Cet handicap naturel pourrait se révéler un atout dans la mesure où il est plus facile de déconfiner des zones peu contaminées par le fait qu'elles n'ont qu'une vingtaine d'habitants au Km2 (Lozère, Limousin, Alpes du Sud) et les Dom-Tom. Ainsi déconfiner Guyane, Martinique, Guadeloupe ayant moins de 10 personnes en réanimation ne semble pas une mesure extrêmement périlleuse (à la condition de rendre étanches les frontières). Alors que déconfiner l'île de France (1891 réa), le Grand Est (643) et même Auvergne-Rhône Alpes (439), Hauts de France (390) apparaît plus risqué, surtout dans la mesure où ils ne manqueront pas d'envahir les plages en laissant de côté la distanciation.

 

Conclusion. Dans un premier temps déconfiner l'Outre-Mer et les zones peu peuplées (et peu affectées) vu que ces populations se sont fatalement croisées étant donné le nombre réduit de grandes surfaces existantes.

 

Dans un deuxième temps, il est indispensable de pratiquer des tests sur les personnes des régions ayant subi le plus grand nombre d'hospitalisations, qui correspondent à ceux ayant la plus forte densité d'où l'occurrence d'y croiser quotidiennement le plus de porteurs afin d'enrayer la propagation.
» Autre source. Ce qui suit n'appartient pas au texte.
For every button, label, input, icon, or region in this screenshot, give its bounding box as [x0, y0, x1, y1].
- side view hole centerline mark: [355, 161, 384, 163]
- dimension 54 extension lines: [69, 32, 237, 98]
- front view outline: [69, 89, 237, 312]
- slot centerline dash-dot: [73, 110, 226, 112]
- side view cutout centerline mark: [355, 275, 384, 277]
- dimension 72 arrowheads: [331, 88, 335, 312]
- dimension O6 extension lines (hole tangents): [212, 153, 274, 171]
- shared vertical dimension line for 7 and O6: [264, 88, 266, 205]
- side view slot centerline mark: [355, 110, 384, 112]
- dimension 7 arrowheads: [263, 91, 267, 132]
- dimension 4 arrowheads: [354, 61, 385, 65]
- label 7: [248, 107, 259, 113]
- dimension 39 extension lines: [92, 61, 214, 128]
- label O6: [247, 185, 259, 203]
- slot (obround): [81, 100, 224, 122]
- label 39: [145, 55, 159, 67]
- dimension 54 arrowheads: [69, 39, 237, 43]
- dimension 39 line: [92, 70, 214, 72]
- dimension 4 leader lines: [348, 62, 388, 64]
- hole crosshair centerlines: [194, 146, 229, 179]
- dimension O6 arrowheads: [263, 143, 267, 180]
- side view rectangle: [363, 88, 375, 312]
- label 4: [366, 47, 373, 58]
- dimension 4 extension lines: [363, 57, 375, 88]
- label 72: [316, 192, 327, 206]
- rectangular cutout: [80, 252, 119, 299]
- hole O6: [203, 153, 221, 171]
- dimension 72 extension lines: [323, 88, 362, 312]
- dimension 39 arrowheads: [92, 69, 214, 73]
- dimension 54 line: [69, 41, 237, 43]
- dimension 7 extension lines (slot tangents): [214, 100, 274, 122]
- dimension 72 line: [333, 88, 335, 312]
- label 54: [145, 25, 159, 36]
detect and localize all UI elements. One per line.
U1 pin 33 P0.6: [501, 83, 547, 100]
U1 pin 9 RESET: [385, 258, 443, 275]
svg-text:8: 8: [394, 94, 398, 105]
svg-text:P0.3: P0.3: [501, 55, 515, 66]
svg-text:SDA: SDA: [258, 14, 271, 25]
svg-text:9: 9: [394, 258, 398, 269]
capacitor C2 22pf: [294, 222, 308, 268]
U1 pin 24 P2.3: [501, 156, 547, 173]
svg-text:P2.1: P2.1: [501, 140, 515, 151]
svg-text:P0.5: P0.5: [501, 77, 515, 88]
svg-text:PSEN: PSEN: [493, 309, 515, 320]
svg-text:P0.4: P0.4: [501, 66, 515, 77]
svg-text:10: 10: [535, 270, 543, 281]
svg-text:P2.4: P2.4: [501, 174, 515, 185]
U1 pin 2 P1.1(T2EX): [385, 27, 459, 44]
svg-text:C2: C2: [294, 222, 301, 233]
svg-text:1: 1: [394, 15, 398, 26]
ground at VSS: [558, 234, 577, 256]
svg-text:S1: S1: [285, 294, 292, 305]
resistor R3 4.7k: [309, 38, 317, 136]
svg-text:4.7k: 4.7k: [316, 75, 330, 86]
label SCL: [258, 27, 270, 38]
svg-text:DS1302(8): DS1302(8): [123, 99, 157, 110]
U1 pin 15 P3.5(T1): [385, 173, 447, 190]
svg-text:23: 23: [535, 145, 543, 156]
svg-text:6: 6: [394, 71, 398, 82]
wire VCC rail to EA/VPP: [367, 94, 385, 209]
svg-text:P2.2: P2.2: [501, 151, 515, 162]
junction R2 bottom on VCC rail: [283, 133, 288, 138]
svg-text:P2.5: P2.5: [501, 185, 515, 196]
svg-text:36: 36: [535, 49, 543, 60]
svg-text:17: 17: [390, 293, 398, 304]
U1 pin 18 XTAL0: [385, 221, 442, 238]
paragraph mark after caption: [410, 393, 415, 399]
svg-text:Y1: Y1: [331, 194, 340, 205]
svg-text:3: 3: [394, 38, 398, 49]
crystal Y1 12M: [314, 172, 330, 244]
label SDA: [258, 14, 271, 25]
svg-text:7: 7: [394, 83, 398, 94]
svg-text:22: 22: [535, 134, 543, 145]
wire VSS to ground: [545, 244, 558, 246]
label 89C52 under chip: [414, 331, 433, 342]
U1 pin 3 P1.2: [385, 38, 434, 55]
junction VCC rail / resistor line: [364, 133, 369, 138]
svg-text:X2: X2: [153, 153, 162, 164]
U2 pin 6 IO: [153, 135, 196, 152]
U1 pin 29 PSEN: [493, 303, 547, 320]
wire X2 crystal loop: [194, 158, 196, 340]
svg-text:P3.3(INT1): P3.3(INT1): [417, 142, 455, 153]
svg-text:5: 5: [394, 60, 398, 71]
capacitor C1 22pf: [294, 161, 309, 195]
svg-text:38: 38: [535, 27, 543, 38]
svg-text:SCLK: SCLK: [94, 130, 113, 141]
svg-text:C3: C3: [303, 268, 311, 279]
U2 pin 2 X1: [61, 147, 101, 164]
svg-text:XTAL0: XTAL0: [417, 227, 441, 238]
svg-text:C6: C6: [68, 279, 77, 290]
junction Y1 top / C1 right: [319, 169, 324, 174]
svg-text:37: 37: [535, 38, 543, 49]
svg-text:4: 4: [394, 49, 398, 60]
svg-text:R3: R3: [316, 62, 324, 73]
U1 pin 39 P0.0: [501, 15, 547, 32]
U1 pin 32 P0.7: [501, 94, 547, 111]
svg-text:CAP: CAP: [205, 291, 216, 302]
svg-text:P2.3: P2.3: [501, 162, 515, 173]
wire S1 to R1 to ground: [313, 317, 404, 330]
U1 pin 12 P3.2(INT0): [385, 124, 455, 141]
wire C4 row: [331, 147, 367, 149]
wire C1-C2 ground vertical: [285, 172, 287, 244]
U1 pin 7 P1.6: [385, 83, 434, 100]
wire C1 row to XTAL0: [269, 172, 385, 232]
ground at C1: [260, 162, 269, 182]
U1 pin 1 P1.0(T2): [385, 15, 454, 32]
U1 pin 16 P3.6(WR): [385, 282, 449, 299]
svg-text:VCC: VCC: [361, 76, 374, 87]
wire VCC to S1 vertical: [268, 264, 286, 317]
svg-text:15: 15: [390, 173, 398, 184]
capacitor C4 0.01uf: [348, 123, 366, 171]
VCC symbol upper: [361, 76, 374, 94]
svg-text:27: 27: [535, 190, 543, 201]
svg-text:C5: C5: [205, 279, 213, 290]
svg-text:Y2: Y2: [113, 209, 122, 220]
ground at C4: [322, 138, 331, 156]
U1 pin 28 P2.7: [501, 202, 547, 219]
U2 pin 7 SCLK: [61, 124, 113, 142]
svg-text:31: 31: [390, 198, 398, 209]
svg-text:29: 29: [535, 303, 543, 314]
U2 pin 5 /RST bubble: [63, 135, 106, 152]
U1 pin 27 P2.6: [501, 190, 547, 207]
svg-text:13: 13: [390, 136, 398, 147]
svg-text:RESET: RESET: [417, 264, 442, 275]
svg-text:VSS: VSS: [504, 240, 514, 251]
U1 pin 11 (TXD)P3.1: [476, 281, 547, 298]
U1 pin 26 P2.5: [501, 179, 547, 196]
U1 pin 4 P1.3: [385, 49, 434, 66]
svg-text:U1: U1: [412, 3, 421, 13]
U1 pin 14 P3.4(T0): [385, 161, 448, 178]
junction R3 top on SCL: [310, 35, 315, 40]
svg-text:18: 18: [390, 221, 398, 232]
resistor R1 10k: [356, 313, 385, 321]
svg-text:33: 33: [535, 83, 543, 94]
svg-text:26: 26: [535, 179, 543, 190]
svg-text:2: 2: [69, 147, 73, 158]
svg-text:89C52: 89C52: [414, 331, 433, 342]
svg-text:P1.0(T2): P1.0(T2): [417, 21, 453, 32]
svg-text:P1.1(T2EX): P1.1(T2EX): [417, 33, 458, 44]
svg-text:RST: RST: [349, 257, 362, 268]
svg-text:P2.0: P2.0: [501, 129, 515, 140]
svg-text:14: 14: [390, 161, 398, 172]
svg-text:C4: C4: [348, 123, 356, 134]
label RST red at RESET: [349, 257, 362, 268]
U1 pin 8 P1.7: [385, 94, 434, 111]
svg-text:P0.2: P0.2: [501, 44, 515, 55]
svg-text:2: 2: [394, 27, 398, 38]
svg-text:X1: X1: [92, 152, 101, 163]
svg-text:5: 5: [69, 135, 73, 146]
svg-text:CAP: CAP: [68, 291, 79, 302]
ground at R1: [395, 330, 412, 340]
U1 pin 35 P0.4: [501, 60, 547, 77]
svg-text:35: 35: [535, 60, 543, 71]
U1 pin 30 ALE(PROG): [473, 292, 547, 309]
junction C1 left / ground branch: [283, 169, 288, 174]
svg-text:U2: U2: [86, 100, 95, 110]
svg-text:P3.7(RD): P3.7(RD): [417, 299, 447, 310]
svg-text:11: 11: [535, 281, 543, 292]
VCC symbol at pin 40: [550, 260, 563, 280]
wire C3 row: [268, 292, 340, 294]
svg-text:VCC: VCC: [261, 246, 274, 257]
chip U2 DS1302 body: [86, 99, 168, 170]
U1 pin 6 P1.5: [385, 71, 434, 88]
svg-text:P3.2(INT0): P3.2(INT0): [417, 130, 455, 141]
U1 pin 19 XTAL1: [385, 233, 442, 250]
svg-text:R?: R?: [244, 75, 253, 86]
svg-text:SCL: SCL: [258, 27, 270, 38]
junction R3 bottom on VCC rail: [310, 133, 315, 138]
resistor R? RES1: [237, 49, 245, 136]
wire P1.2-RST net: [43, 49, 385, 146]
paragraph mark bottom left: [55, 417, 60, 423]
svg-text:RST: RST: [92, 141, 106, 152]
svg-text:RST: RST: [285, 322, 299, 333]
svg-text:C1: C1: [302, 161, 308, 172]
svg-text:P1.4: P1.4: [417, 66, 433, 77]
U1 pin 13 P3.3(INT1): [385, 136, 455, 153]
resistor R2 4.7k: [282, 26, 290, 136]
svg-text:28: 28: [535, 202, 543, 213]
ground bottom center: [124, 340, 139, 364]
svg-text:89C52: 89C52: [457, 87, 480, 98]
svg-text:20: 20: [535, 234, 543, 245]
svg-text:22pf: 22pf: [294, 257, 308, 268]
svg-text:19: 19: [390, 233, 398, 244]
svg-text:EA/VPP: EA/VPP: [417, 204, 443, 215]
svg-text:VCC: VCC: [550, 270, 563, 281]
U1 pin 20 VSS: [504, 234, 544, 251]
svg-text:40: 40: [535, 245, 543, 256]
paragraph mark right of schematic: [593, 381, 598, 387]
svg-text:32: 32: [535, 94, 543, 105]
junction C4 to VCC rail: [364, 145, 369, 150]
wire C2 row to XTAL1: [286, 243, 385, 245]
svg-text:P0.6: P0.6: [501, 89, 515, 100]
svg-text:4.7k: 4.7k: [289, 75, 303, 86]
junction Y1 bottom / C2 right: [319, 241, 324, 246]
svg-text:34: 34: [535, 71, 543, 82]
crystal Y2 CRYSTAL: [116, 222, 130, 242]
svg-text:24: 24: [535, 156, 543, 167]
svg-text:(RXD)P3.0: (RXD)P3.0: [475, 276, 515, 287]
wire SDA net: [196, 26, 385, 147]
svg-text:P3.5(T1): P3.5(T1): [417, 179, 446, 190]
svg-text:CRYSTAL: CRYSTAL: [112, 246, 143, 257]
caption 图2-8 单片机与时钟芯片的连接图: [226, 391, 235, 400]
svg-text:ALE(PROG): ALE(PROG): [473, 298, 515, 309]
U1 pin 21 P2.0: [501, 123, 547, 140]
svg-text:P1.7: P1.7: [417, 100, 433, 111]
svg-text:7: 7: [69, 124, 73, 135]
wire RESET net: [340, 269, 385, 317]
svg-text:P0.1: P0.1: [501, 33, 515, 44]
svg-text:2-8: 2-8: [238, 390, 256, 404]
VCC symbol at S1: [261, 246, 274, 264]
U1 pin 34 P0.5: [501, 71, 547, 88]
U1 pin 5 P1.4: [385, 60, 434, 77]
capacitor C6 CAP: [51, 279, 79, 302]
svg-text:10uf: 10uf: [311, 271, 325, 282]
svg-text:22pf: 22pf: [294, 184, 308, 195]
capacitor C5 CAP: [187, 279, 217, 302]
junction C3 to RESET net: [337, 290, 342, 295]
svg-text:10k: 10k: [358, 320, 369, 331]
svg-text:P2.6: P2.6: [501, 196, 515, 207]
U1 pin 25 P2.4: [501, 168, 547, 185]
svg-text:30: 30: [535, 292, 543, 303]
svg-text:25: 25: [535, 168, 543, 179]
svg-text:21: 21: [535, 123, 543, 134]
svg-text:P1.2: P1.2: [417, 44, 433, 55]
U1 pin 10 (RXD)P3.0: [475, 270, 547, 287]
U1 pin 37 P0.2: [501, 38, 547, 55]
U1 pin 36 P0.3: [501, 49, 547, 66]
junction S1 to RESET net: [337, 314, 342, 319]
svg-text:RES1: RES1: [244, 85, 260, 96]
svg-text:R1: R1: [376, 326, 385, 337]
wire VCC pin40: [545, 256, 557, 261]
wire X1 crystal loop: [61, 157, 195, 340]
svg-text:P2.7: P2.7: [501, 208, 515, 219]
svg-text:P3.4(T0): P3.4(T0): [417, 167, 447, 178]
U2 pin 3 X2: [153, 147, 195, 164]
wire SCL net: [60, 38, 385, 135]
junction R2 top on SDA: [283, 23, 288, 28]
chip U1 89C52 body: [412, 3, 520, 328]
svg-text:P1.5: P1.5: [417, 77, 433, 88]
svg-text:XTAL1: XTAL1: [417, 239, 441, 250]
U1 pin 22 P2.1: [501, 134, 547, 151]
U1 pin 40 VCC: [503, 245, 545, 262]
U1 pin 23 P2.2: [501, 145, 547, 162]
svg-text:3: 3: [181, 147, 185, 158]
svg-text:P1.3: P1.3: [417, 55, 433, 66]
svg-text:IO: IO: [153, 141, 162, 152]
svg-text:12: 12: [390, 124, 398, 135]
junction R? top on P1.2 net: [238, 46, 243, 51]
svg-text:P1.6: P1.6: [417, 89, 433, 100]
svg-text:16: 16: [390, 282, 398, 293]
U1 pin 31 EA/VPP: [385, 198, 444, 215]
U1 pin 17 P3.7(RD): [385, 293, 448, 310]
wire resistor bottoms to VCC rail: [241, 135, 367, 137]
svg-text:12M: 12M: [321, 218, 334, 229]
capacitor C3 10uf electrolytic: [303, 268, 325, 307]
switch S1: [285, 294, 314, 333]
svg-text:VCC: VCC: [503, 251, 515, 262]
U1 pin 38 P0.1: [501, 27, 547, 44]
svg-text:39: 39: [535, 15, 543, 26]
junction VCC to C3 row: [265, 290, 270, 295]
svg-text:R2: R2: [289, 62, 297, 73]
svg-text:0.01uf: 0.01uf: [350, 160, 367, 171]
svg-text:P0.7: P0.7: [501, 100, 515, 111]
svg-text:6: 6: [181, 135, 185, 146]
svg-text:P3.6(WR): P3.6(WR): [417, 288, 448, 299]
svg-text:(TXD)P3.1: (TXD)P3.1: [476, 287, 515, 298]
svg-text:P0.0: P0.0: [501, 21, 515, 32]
Quand je dis test il va de soi qu'il s'agit de tests sérologiques, les PCR ne donnant qu'une information sur l'instant T où ils sont pratiqués.

 

Pour bien faire, et avancer dans la recherche d'un vaccin, il faudrait voir le point commun entre tous les porteurs asymptomatiques, ce qui permettra de soigner en amont avec de la chloroquine au lieu d'attendre un stade palliatif où ce traitement devient inutile.